Even if I manage to extract an unsafe pointer from that Rust collection, I don’t know for how long will it work. For C++ collections, iterator invalidation rules tell me that.




> Even if I manage to extract an unsafe pointer from that Rust collection,

It's easy, just get the & or &mut to the value (as if you were acessing it), and cast it to respectively * const or * mut.

> I don’t know for how long will it work. For C++ collections, iterator invalidation rules tell me that.

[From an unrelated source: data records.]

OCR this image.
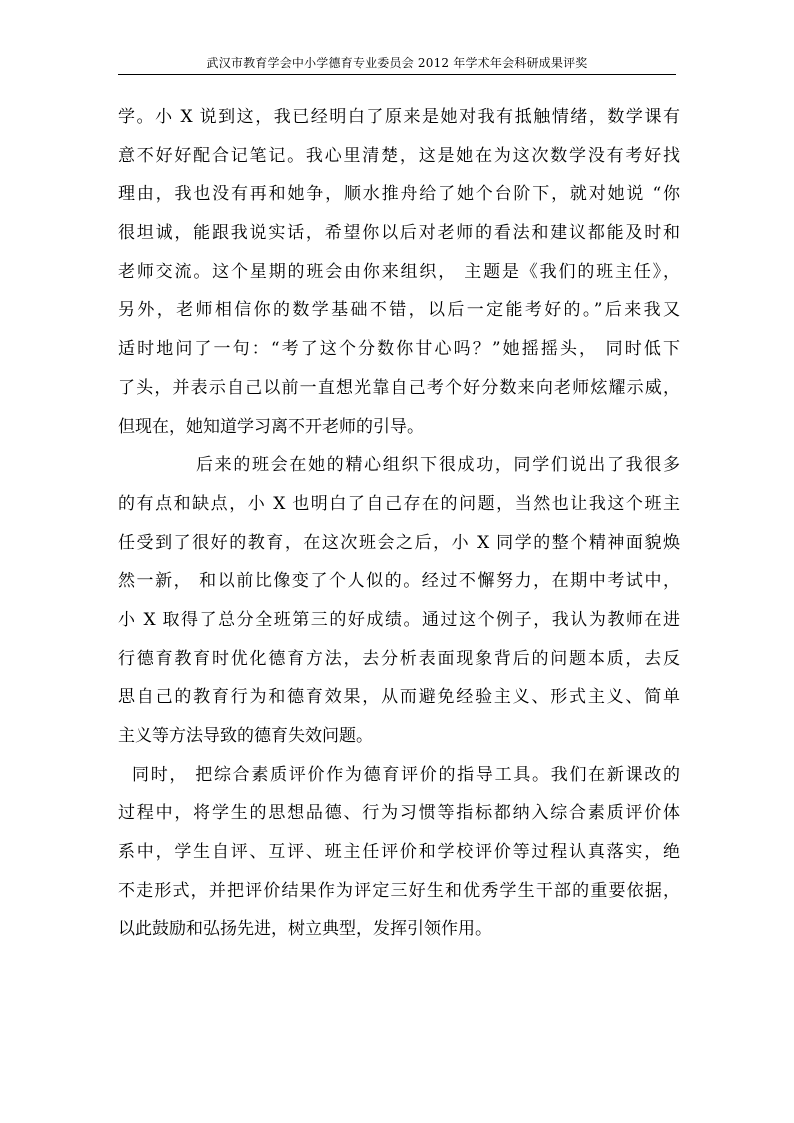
武汉市教育学会中小学德育专业委员会 2012 年学术年会科研成果评奖
学。小 X 说到这，我已经明白了原来是她对我有抵触情绪，数学课有
意不好好配合记笔记。我心里清楚，这是她在为这次数学没有考好找
理由，我也没有再和她争，顺水推舟给了她个台阶下，就对她说 “你
很坦诚，能跟我说实话，希望你以后对老师的看法和建议都能及时和
老师交流。这个星期的班会由你来组织， 主题是《我们的班主任》，
另外，老师相信你的数学基础不错，以后一定能考好的。”后来我又
适时地问了一句：“考了这个分数你甘心吗？”她摇摇头， 同时低下
了头，并表示自己以前一直想光靠自己考个好分数来向老师炫耀示威，
但现在，她知道学习离不开老师的引导。
后来的班会在她的精心组织下很成功，同学们说出了我很多
的有点和缺点，小 X 也明白了自己存在的问题，当然也让我这个班主
任受到了很好的教育，在这次班会之后，小 X 同学的整个精神面貌焕
然一新， 和以前比像变了个人似的。经过不懈努力，在期中考试中，
小 X 取得了总分全班第三的好成绩。通过这个例子，我认为教师在进
行德育教育时优化德育方法，去分析表面现象背后的问题本质，去反
思自己的教育行为和德育效果，从而避免经验主义、形式主义、简单
主义等方法导致的德育失效问题。
同时， 把综合素质评价作为德育评价的指导工具。我们在新课改的
过程中，将学生的思想品德、行为习惯等指标都纳入综合素质评价体
系中，学生自评、互评、班主任评价和学校评价等过程认真落实，绝
不走形式，并把评价结果作为评定三好生和优秀学生干部的重要依据，
以此鼓励和弘扬先进，树立典型，发挥引领作用。
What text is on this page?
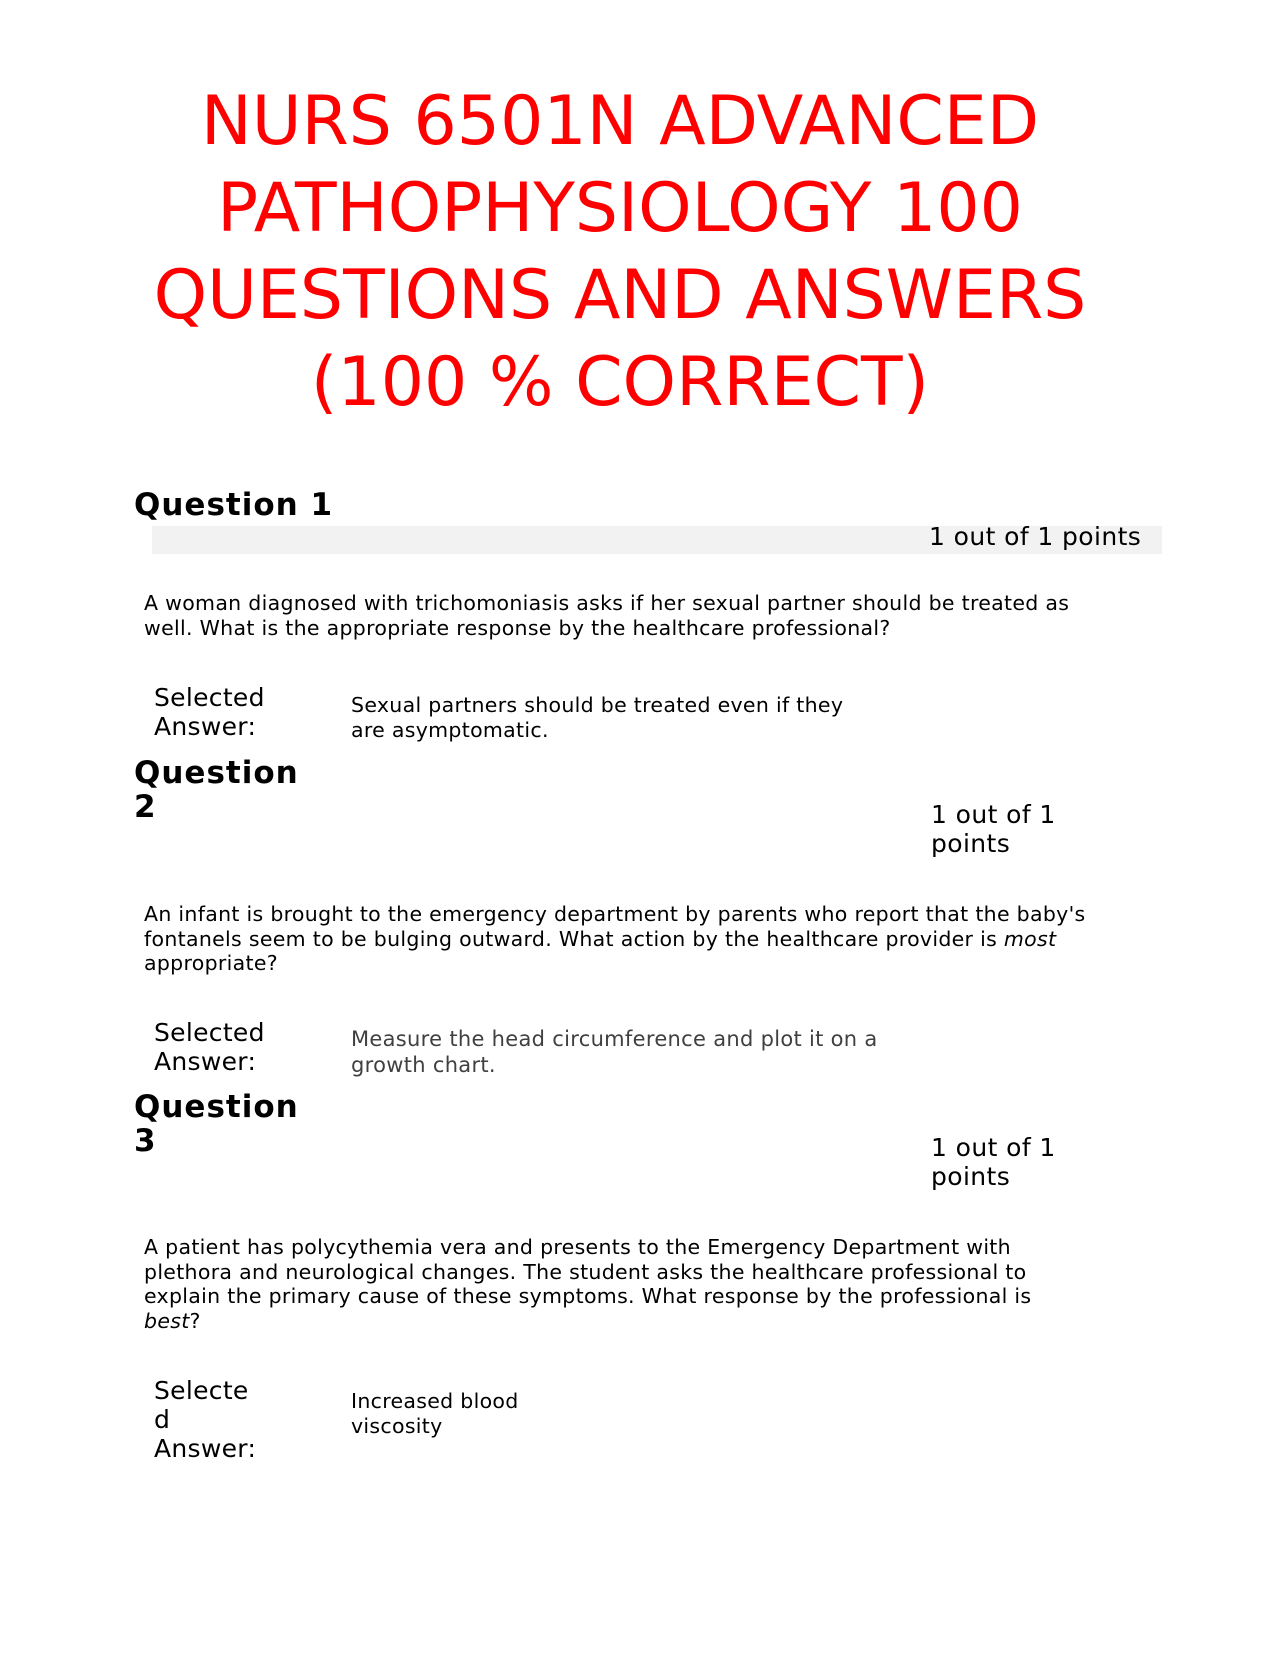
NURS 6501N ADVANCED
PATHOPHYSIOLOGY 100
QUESTIONS AND ANSWERS
(100 % CORRECT)
Question 1
1 out of 1 points

A woman diagnosed with trichomoniasis asks if her sexual partner should be treated as well. What is the appropriate response by the healthcare professional?

Selected Answer:
Sexual partners should be treated even if they are asymptomatic.
Question
2	1 out of 1
points

An infant is brought to the emergency department by parents who report that the baby's fontanels seem to be bulging outward. What action by the healthcare provider is most appropriate?

Selected Answer:
Measure the head circumference and plot it on a growth chart.
Question
3	1 out of 1
points

A patient has polycythemia vera and presents to the Emergency Department with plethora and neurological changes. The student asks the healthcare professional to explain the primary cause of these symptoms. What response by the professional is best?

Selecte
d
Answer:
Increased blood viscosity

It's the same in Rust. Whenever the iterator would be invalidated in C++, the pointer you stashed above might point to the wrong place. This is not usually documented in Rust, because its borrow rules prevent you from stashing a reference while the collection mutates, but once you start playing with raw pointers, the borrow checker gets out of the way (references have a lifetime, pointers don't).

You just have to be careful when casting the pointer back to a mutable ref ("unsafe { &mut *ptr }" is the trick, see the documentation for std::mem::transmute): mutable references are like C99's "restrict", so you should make sure to only ever have one live for each pointer at every moment, otherwise you're in undefined behavior land.

----

Anyway, going back to the parent comment, you said "Values are not small, can’t afford duplicating them". Might I suggest keeping the values in a Box<T> then, and making both collections point to the box? That way, you don't have to worry about a mutation in one of the collections invalidating the pointer, since the contents of a Box won't move in memory.

And in fact, the usual Rust style for keeping a value in more than one collection would be to use a Rc<T>, which is basically a Box with a reference counter. That way, you don't need to play with raw pointers, and have no risk of a misstep. You pay the cost of incrementing/decrementing the reference counter only when adding/removing from the collection, and the reference counter is small.


> keeping the values in a Box<T> > for keeping a value in more than one collection would be to use a Rc<T>

Indeed, both methods are simple and elegant ways to approach the problems.

The bad thing with both of them is performance.

Box<T> means when I need to iterate through all values in a collection, I’ll get random memory access for each item. Rc<T> is even worse, not only it’s RAM read latency per item, also ref.counting overhead per item (AFAIK even when reading stuff).


> also ref.counting overhead per item (AFAIK even when reading stuff).

That's the beauty of the borrow checker: no, there's no reference counting overhead when reading stuff. The borrow checker guarantees that the reference you used to access the value won't go away until you're done with it, so it doesn't have to increment the reference counter.


You'd have to box your values. And if you didn't want to do that, then I'd just used the indexing method mentioned elsewhere in this thread. I've used such things in performance critical code.


> the indexing method mentioned elsewhere in this thread

https://news.ycombinator.com/item?id=15180649


> For C++ collections, iterator invalidation rules tell me that.

The iterator invalidation rules in Rust are straightforward, more straightforward than those in C++. They have to be, because the compiler actually checks them.